Daniel Barber, CEO of DataGrail, told CMSWire, the California AG is taking a stand and saying it’s no longer OK for companies to freely use people’s data for monetary or similar gain without giving consumers the opportunity to opt-out.

“Since the Sephora news, the main lesson learned is that the term selling is broader than actually exchanging money," Barber said. "It's still considered selling even if you are even exchanging data. Prior to the news cycle, some assumed that money had to exchange hands for it to be considered selling personal data, but now it's clear that if you are sharing data with ad networks, it could be considered selling.”
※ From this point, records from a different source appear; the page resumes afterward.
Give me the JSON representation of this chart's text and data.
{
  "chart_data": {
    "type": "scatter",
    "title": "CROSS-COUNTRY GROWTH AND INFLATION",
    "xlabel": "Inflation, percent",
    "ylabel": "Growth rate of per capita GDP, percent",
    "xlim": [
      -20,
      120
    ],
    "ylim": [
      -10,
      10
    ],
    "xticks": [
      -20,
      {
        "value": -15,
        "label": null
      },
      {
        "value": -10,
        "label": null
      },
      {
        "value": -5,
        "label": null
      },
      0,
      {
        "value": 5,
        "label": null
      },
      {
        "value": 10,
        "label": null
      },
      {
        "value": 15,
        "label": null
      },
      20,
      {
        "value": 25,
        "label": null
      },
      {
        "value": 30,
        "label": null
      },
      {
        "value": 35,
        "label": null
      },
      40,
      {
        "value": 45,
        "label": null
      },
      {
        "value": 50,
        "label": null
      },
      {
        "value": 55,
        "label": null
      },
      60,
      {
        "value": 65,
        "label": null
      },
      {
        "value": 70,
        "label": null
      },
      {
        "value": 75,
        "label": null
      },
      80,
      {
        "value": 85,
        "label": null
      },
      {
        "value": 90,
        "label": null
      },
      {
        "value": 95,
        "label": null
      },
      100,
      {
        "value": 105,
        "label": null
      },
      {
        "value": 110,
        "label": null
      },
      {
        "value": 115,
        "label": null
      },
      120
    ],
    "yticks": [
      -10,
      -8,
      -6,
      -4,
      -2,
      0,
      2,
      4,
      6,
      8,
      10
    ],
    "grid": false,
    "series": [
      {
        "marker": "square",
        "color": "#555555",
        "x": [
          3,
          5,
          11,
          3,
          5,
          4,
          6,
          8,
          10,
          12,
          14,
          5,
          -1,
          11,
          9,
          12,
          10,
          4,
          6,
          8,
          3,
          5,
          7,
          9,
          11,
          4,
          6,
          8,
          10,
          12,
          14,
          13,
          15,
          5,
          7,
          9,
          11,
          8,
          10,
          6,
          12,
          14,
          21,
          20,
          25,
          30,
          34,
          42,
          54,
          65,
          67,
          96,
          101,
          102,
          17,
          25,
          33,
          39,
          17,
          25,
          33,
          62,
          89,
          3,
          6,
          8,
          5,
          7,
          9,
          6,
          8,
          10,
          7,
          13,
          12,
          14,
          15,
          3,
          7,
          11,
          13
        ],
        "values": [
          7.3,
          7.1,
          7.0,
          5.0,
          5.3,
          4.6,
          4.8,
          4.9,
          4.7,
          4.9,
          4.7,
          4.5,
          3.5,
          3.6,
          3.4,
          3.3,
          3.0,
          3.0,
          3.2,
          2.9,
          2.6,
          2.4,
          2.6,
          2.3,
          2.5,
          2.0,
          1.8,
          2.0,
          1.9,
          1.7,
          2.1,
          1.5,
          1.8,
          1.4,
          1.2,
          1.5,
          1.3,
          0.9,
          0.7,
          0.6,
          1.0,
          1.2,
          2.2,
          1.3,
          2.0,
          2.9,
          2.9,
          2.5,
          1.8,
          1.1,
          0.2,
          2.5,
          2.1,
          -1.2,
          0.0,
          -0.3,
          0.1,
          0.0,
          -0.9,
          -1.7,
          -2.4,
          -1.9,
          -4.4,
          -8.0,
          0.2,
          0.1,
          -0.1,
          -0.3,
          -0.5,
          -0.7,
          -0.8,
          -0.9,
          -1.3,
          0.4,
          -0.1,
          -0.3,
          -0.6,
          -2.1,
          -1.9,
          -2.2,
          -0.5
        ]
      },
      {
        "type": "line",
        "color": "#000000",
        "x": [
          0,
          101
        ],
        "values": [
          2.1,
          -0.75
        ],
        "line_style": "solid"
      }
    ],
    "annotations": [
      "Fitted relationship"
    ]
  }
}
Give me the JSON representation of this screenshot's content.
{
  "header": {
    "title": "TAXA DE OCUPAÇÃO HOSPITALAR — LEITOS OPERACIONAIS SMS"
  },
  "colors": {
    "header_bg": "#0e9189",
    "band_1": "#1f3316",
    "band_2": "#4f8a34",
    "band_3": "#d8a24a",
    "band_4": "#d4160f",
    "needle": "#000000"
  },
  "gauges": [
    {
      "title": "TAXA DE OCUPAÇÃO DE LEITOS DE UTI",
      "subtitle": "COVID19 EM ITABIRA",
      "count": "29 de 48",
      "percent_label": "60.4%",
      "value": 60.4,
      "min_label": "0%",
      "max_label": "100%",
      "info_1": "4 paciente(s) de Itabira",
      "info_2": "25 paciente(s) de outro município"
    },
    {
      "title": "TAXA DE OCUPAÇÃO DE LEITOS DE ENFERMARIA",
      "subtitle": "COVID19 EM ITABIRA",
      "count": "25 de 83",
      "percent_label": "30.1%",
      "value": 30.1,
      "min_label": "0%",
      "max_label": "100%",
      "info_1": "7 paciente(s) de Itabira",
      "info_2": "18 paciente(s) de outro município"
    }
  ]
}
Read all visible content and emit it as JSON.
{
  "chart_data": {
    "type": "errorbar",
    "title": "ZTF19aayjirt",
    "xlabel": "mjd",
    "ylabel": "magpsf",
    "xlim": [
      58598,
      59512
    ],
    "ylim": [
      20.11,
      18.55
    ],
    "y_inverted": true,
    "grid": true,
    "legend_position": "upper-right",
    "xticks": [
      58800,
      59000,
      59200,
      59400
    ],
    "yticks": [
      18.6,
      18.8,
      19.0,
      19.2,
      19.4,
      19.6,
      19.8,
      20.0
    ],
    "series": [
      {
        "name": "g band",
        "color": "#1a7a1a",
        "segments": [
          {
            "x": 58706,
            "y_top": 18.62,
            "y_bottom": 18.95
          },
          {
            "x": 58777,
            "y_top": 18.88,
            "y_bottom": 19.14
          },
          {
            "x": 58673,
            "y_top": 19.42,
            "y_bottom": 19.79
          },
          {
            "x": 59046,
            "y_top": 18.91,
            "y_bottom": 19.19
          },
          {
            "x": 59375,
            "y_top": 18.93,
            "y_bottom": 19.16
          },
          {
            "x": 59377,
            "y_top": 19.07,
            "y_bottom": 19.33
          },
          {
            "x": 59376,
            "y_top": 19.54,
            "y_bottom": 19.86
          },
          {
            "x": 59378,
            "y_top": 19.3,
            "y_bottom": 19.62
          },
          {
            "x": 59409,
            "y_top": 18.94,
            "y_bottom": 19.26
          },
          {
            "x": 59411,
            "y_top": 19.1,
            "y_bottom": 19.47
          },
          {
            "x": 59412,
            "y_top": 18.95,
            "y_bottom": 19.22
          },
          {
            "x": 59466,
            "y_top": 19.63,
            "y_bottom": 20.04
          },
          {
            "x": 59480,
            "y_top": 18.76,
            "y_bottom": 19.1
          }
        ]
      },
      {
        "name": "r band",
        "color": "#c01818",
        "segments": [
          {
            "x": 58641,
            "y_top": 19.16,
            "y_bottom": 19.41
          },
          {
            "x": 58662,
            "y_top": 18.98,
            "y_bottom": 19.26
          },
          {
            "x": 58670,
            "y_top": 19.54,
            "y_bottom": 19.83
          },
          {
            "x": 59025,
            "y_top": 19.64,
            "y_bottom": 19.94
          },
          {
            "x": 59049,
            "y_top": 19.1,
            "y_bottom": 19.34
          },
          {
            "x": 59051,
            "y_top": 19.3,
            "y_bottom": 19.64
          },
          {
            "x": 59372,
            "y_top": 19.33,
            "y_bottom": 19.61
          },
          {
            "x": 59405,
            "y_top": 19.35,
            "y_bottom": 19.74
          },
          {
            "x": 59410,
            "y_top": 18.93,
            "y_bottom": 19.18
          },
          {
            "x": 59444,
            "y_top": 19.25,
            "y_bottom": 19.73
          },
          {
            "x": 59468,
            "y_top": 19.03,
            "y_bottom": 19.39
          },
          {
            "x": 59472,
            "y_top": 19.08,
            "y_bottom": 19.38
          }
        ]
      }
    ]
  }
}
Data from DataGrail's latest 2022 CCPA Trends Report shows that 63% of all privacy requests in 2021 were people opting out of their data being sold. This will continue to increase in 2022 as consumer awareness spreads.

The cost of privacy is going up and will only get more expensive for businesses. The cost of processing data subject requests (DSRs) doubled year-over-year. It jumped from $192,000 per one-million identities to roughly $400,000 per one-million identities year-over-year, and costs will continue to rise, according to the report.

DSRs Harder to Process When CPRA Goes Into Effect

The new CPRA law clarifies that organizations must give people the option to opt-out not only if their data is sold but also if it is shared with a third party for advertising purposes. For organizations currently required to offer DNS, this already represents 63% of their total requests, according to DataGrail findings. With a greater number of companies required to enable DNS for data-sharing under the CPRA, the number of privacy requests will skyrocket.

Companies Stumble to Identify Third-Party Apps That Contain Personal Data

Most companies don’t even know all the systems — the third-party applications — that contain personal data, let alone where personal data is, according to Barber. "As data privacy continues to evolve, getting a handle on personal data across all systems should be a top priority if companies wish to avoid fines and consumer backlash," Barber added.

As DSRs flow in from every state, businesses must think long-term, Barber said. Many US states have consumer data privacy bills in the works.

"Organizations must be prepared for a patchwork of requirements that differ slightly from state to state," Barber said. "When new laws are enacted, they will require greater resources to handle with expediency and accuracy. Companies can offset such challenges by putting sound practices and solutions in place right now."